The est_db package is a software suite and database system designed to support expressed sequence tag (EST) sequencing projects, and to provide comprehensive bioinformatic analysis of sequenced EST libraries, for gene discovery and other purposes. The database can hold and efficiently process hundreds of thousands of EST sequences, track the cDNA libraries and clones to which they belong, and store the results of their analysis. Should they be available, large compute farms can be used for the analysis.
Extensive bioinformatic analysis can be carried out on the sequenced EST libraries, including similarity (BLAST) searches, protein sequence prediction, and the import of EST clustering and assembly data from external sources.

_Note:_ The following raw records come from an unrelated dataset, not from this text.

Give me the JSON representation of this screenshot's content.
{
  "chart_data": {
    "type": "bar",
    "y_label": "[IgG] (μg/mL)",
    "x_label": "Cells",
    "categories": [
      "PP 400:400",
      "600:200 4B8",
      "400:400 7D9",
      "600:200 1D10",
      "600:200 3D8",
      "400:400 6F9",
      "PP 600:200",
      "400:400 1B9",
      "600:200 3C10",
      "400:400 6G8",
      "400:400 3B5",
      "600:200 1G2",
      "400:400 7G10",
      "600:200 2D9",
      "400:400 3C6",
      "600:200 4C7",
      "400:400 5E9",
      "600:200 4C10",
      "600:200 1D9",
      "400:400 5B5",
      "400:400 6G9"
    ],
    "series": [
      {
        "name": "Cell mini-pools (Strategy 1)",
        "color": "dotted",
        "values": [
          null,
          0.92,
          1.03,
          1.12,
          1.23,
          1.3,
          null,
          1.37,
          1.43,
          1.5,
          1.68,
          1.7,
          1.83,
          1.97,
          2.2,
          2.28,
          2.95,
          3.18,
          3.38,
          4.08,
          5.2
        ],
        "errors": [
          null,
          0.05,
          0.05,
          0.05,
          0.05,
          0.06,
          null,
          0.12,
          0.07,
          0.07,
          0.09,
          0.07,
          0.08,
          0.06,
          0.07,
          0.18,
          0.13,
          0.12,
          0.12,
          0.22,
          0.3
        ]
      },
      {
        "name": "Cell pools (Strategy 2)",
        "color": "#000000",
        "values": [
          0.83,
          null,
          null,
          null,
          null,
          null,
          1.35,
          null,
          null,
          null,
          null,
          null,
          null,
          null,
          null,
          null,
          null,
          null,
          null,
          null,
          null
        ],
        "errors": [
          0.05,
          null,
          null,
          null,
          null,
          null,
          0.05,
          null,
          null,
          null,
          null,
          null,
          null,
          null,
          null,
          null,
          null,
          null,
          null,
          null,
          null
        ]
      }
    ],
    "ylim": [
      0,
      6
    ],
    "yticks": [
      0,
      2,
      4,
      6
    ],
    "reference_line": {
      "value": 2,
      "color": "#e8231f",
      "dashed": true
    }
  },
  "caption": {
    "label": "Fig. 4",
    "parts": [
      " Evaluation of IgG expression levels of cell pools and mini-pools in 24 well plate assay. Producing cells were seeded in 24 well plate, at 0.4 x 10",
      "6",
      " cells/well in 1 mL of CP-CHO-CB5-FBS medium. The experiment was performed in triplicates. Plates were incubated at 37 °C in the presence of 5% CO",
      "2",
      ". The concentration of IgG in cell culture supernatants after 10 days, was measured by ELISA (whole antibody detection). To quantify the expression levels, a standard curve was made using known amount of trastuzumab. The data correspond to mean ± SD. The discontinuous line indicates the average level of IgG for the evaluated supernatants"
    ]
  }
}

Results are searchable via a web page, with graphic output of the various analyses, enabling one to retrieve information pertaining to a particular cDNA clone, or EST read, as well as view EST clustering results, or graphical representations of BLAST results on the searched EST sequences.
The est_db package is likely to appeal not only to sequencing groups directly employed in EST sequencing, but also to groups interested in performing bespoke analysis of ESTs that may already be publically available, in order to support their ongoing research aims. The package is easily-extensible, via an API designed specifically to handle ESTs and their analysis. It is open source and is made available free of charge, and, where possible, similarly open-licensed components have been used in its development.